The limit was lowered in 2017 in part in response to the SPRINT study.

Differentiation between optimal and highly normal blood pressure range

“The European guidelines commission, however, did not see sufficient evidence for such a recommendation. The new guideline also stipulates that the majority of hypertensives should only be treated with medication from a blood pressure of 140/90 mm Hg ”, says Dr. Trenkwalder.

According to DHL, like the previous guideline, it differentiates between an optimal blood pressure range (<120/80 mm Hg), a normal (120-129 / 80-84 mm Hg) and a highly normal (130-139 / 85-89 mm Hg).

Only higher values ​​are classified as pathological and should be treated with medication if a lifestyle change, which is already recommended to patients with high normal values, has not shown any success.

Lower blood pressure naturally

In fact, high blood pressure can often be reduced without medication. Especially those who are overweight are usually advised to lose weight.

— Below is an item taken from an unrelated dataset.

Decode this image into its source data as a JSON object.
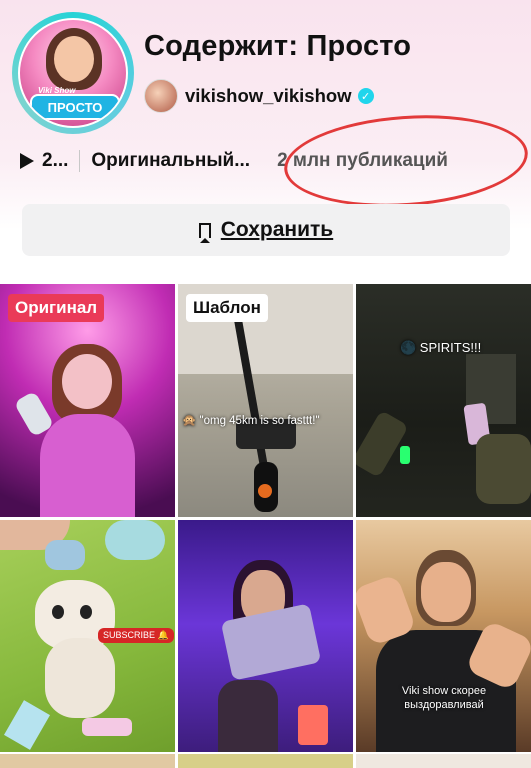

They should also exercise regularly and refrain from smoking and excessive alcohol consumption. A balanced, healthy diet can also help to lower blood pressure.

It is very important here: salt only in moderation. A high-salt diet can raise blood pressure. No more than four to six grams of salt should be consumed per day.

It should be noted that large quantities of salt are often contained in most finished products.

The menu should generally contain a lot of fruits and vegetables. Garlic, beetroot juices and hawthorn are particularly recommended.

Mediterranean food with olive oil and vegetables is also recommended, as British researchers have shown.

Furthermore, relaxation exercises for stress relief such as yoga or autogenic training can be very effective and positively influence high blood pressure values.

Some home remedies for high blood pressure, such as Kneipp applications, can offer good support.

Modern hypertension therapy should be individualized

But in some cases, a healthier lifestyle is not enough to lower blood pressure enough. Then medication becomes necessary.

According to the President of DHL, Professor Krämer, the general rule is: "Hypertension is a complex clinical picture and modern hypertension therapy should be individualized, the guidelines only set the rough framework."

“The primary goal must be to successfully bring all hypertensives below this value of 140/90 mm Hg, but if possible into the normal range (<130/80 mm Hg). But currently half of all people with high blood pressure are not or not successfully treated, ”said the expert.

The reasons for this lay in a lack of adherence to therapy by the patient and in the fact that the disease still remains unreported.

The new guideline addresses these two problems, which DHL expressly welcomes. On the one hand, she recommends that normotensive adults with optimal blood pressure values ​​below 120/80 mmHg receive a blood pressure screening measurement every five years, and adults with highly normal blood pressure values ​​(130-139 / 85-89 mmHg) at least annually.

In order to strengthen adherence to therapy, she recommends the use of fixed dose combinations ("single pill combinations" = SPC; 2-3 hypotensive substances in a single tablet) - it is known that adherence to therapy decreases, the more different tablets the patients have to take.

Accordingly, there has also been a paradigm shift in therapy: "Drug therapy should now primarily take the form of a 2-fold combination therapy consisting of ACE inhibitors or angiotensin receptor blockers (ARB) and a calcium antagonist or thiazide diuretic; monotherapy has had its day as a first-line therapy" explained Professor Krämer. (ad)

Author and source information

Video: Guidelines for Hypertension Treatment. UPMC (January 2022).